SEC’s ruling won’t
make many Facebook friends
April 3, 2013 11:42 am
by Andrew Hill
The digerati are
having fun with the Securities and Exchange Commission’s ruling that
US companies
can use social media to distribute market-sensitive information
such as earnings reports. “Facebook Flap Forces SEC Into 21st
Century,”
says Forbes.
Not so fast. The US
regulator’s decision to drop its inquiry into Reed Hastings, Netflix’s chief
executive, who boasted about new viewing figures on his personal Facebook
page, is only an incremental advance into the new millennium. It makes sense
for the SEC to acknowledge the growing use of social media (I’m guessing
more people saw Mr Hastings’ Facebook post than have viewed any regulatory
announcement in corporate history), but I don’t think the decision will
prompt fearful CEOs to tweet their earnings much more than they do already –
and, even if it does, it won’t make much difference to investors.
For one thing, in the
SEC’s
interpretation of “Reg FD” – its “fair disclosure” regulation – the
watchdog points out that impromptu use of personal websites and social media
channels to disseminate material non-public information would probably still
breach the rules, irrespective of the number of followers or friends an
executive has.
Social media channels thrive on users’
spontaneity, which is why highly regulated companies that get all their
social media outpourings vetted in advance – such
as investment banks – are such lame
tweeters. But with the possible exceptions of Mr Hastings and
Facebook CEO Mark Zuckerberg (who wrote the official “founder’s letter” for
the network’s initial public offering
on his mobile phone), most chief executives are still likely to delegate
social media postings to their communications, compliance or investor
relations teams, using corporate accounts. It’s a shame, but there it is.
In any case, as Fortune’s
Dan Primack points out, the
SEC clarification falls short by not recommending that companies post
their social media disclosures in a central repository, as well as on, say,
Twitter and Facebook. Instead, it says companies should make “disclosures on
corporate web sites identifying the specific social media channels a company
intends to use for the dissemination of material non-public information”.
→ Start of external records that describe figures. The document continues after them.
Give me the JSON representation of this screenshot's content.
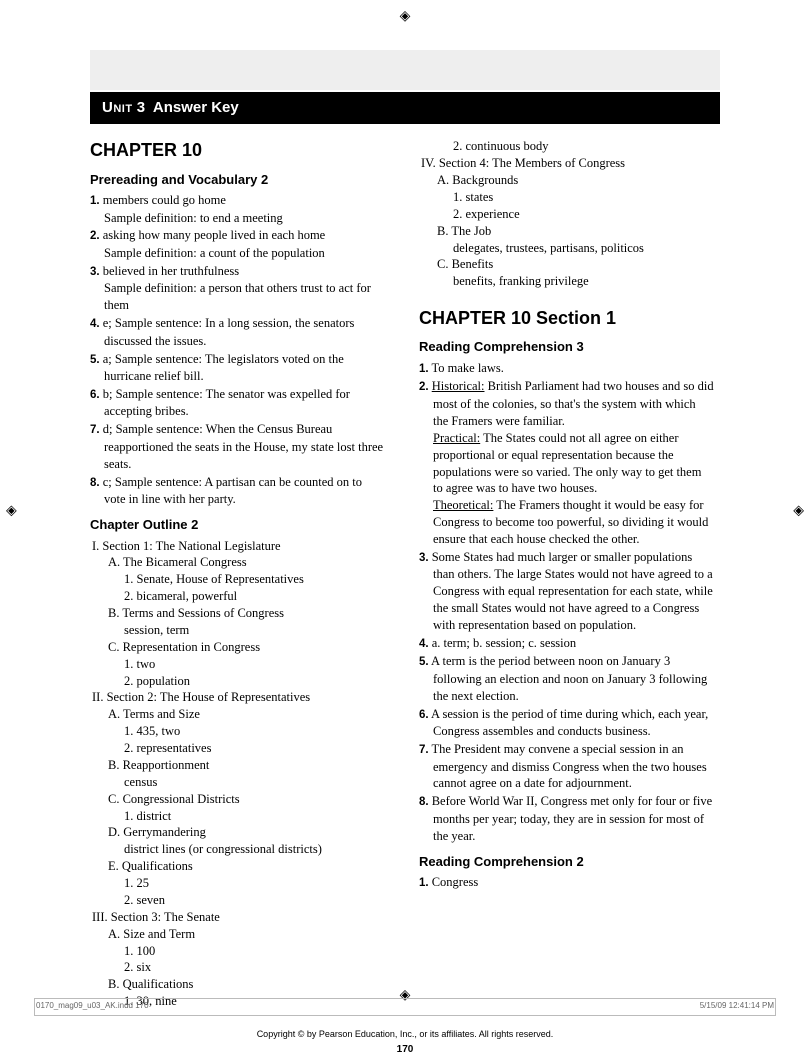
{
  "reg_mark": "◈",
  "header": {
    "unit_label": "Unit",
    "unit_num": "3",
    "title": "Answer Key"
  },
  "left": {
    "chapter": "CHAPTER 10",
    "sec1": "Prereading and Vocabulary  2",
    "items1": [
      {
        "n": "1.",
        "t": "members could go home\nSample definition: to end a meeting"
      },
      {
        "n": "2.",
        "t": "asking how many people lived in each home\nSample definition: a count of the population"
      },
      {
        "n": "3.",
        "t": "believed in her truthfulness\nSample definition: a person that others trust to act for them"
      },
      {
        "n": "4.",
        "t": "e; Sample sentence: In a long session, the senators discussed the issues."
      },
      {
        "n": "5.",
        "t": "a; Sample sentence: The legislators voted on the hurricane relief bill."
      },
      {
        "n": "6.",
        "t": "b; Sample sentence: The senator was expelled for accepting bribes."
      },
      {
        "n": "7.",
        "t": "d; Sample sentence: When the Census Bureau reapportioned the seats in the House, my state lost three seats."
      },
      {
        "n": "8.",
        "t": "c; Sample sentence: A partisan can be counted on to vote in line with her party."
      }
    ],
    "sec2": "Chapter Outline  2",
    "outline": [
      {
        "lv": 1,
        "t": "I. Section 1: The National Legislature"
      },
      {
        "lv": 2,
        "t": "A. The Bicameral Congress"
      },
      {
        "lv": 3,
        "t": "1. Senate, House of Representatives"
      },
      {
        "lv": 3,
        "t": "2. bicameral, powerful"
      },
      {
        "lv": 2,
        "t": "B. Terms and Sessions of Congress"
      },
      {
        "lv": 3,
        "t": "session, term"
      },
      {
        "lv": 2,
        "t": "C. Representation in Congress"
      },
      {
        "lv": 3,
        "t": "1. two"
      },
      {
        "lv": 3,
        "t": "2. population"
      },
      {
        "lv": 1,
        "t": "II. Section 2: The House of Representatives"
      },
      {
        "lv": 2,
        "t": "A. Terms and Size"
      },
      {
        "lv": 3,
        "t": "1. 435, two"
      },
      {
        "lv": 3,
        "t": "2. representatives"
      },
      {
        "lv": 2,
        "t": "B. Reapportionment"
      },
      {
        "lv": 3,
        "t": "census"
      },
      {
        "lv": 2,
        "t": "C. Congressional Districts"
      },
      {
        "lv": 3,
        "t": "1. district"
      },
      {
        "lv": 2,
        "t": "D. Gerrymandering"
      },
      {
        "lv": 3,
        "t": "district lines (or congressional districts)"
      },
      {
        "lv": 2,
        "t": "E. Qualifications"
      },
      {
        "lv": 3,
        "t": "1. 25"
      },
      {
        "lv": 3,
        "t": "2. seven"
      },
      {
        "lv": 1,
        "t": "III. Section 3: The Senate"
      },
      {
        "lv": 2,
        "t": "A. Size and Term"
      },
      {
        "lv": 3,
        "t": "1. 100"
      },
      {
        "lv": 3,
        "t": "2. six"
      },
      {
        "lv": 2,
        "t": "B. Qualifications"
      },
      {
        "lv": 3,
        "t": "1. 30, nine"
      }
    ]
  },
  "right": {
    "outline_cont": [
      {
        "lv": 3,
        "t": "2. continuous body"
      },
      {
        "lv": 1,
        "t": "IV. Section 4: The Members of Congress"
      },
      {
        "lv": 2,
        "t": "A. Backgrounds"
      },
      {
        "lv": 3,
        "t": "1. states"
      },
      {
        "lv": 3,
        "t": "2. experience"
      },
      {
        "lv": 2,
        "t": "B. The Job"
      },
      {
        "lv": 3,
        "t": "delegates, trustees, partisans, politicos"
      },
      {
        "lv": 2,
        "t": "C. Benefits"
      },
      {
        "lv": 3,
        "t": "benefits, franking privilege"
      }
    ],
    "chapter2": "CHAPTER 10  Section 1",
    "sec3": "Reading Comprehension  3",
    "items3": [
      {
        "n": "1.",
        "html": "To make laws."
      },
      {
        "n": "2.",
        "html": "<span class='u'>Historical:</span> British Parliament had two houses and so did most of the colonies, so that's the system with which the Framers were familiar.<br><span class='u'>Practical:</span> The States could not all agree on either proportional or equal representation because the populations were so varied. The only way to get them to agree was to have two houses.<br><span class='u'>Theoretical:</span> The Framers thought it would be easy for Congress to become too powerful, so dividing it would ensure that each house checked the other."
      },
      {
        "n": "3.",
        "html": "Some States had much larger or smaller populations than others. The large States would not have agreed to a Congress with equal representation for each state, while the small States would not have agreed to a Congress with representation based on population."
      },
      {
        "n": "4.",
        "html": "a. term; b. session; c. session"
      },
      {
        "n": "5.",
        "html": "A term is the period between noon on January 3 following an election and noon on January 3 following the next election."
      },
      {
        "n": "6.",
        "html": "A session is the period of time during which, each year, Congress assembles and conducts business."
      },
      {
        "n": "7.",
        "html": "The President may convene a special session in an emergency and dismiss Congress when the two houses cannot agree on a date for adjournment."
      },
      {
        "n": "8.",
        "html": "Before World War II, Congress met only for four or five months per year; today, they are in session for most of the year."
      }
    ],
    "sec4": "Reading Comprehension  2",
    "items4": [
      {
        "n": "1.",
        "t": "Congress"
      }
    ]
  },
  "footer": {
    "copyright": "Copyright © by Pearson Education, Inc., or its affiliates. All rights reserved.",
    "page": "170",
    "meta_left": "0170_mag09_u03_AK.indd   170",
    "meta_right": "5/15/09   12:41:14 PM"
  }
}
Analysts, investors and journalists would have to subscribe to all such
channels to ensure they stayed abreast of new announcements.
Expect two consequences –
neither of which really advances the cause of social media, or the objective
of fair disclosure:
1) another layer of
regulatory boilerplate in corporate announcements (“We may on occasion
distribute information via the following non-exclusive list of social media
channels…” etc).
2) more dull, officially
sanctioned corporate-speak clogging up your timelines.